Saving a redundancy pot
Children’s weddings
University

Long term

Retirement fund

It is important to add that flexibility has to come into the plan because things change. Over the last ten years I have been unemployed twice; your plans go on hold because the focus is on ensuring your family are protected and you get a job.

This sounds really easy but is actually the hardest part of planning, and why many turn to a financial planner for help. As an individual it is just one person and making plans is a lot easier, as a family there are more people to get involved and this is where it can be complex.

The route to happiness

One the biggest causes of arguments in a household is money. For example, one person may overspend, or one person has no concept of what is going on with the finances; we can no doubt all relate to this. Talking about money is something many don’t like to do because it’s emotive, and nobody wants to be restricted or controlled, and it can lead to arguments.

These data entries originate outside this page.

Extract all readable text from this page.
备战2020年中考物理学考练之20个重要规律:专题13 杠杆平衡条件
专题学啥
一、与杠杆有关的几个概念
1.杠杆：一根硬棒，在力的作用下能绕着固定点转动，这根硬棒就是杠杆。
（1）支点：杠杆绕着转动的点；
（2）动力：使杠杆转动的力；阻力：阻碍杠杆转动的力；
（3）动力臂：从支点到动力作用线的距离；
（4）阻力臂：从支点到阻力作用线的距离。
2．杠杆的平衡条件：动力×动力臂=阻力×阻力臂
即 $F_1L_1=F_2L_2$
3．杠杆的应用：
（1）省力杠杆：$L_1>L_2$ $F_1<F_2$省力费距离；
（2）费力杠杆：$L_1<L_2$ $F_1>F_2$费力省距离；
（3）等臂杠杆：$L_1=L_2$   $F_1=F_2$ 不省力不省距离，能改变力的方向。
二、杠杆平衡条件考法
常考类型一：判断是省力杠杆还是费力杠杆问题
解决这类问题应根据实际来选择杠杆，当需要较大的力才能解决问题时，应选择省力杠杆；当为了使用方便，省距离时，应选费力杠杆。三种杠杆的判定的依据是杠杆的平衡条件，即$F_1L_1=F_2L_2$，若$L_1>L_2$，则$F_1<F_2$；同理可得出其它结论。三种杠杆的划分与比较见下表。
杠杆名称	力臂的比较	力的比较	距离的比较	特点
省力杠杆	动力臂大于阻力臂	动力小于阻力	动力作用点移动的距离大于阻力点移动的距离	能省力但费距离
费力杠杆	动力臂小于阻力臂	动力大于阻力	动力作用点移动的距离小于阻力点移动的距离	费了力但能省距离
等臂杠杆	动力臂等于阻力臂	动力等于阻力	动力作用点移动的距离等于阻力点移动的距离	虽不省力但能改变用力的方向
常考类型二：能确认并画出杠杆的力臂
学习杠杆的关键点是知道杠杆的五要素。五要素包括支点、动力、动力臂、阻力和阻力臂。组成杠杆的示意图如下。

But working to a road map, knowing what we are looking to achieve and how we financially achieve this can be liberating and ultimately this success can lead to contentment.

So how do we start

Going back to that first list many people can relate to these points, they feel out of control and are constantly chasing their tails. This I would argue is where success becomes blurry. People will turn to the lottery as a quick means to financial success. £50 million will change our lives forever; the day-to-day worries many have are gone but this life changing amount of money brings new challenges.

Equally there are people who have had life changing financial events and it has made no difference to who they are and what they do. Perhaps it takes worries away but they continue to do what they have always done and what they plan to do in the future.

If we allow success to be driven by money, then it is highly likely that money becomes our sole motivator and often people lose sight of what is around them; their family and friends. We can achieve great things but not always feel completely happy.

As an alternative I would advocate that as individuals or as a family, sitting down to work out what is important, what we want to achieve and how we achieve it, is a better barometer of success and almost certainly will lead to greater happiness.

Note: This is written in a personal capacity and reflects the view of the author. The post has been checked and approved to ensure that it is both accurate and not misleading. However, this is a blog and the reader should accept that by its very nature many of the points are subjective and opinions of the author. Individuals wishing to buy any product or service as a result of this blog must seek advice or carry out their own research before making any decision, the author will not be held liable for decisions made as a result of this blog (particularly where no advice has been sought). Investors should also note that past performance is not a guide to future performance and investments can fall as well as rise.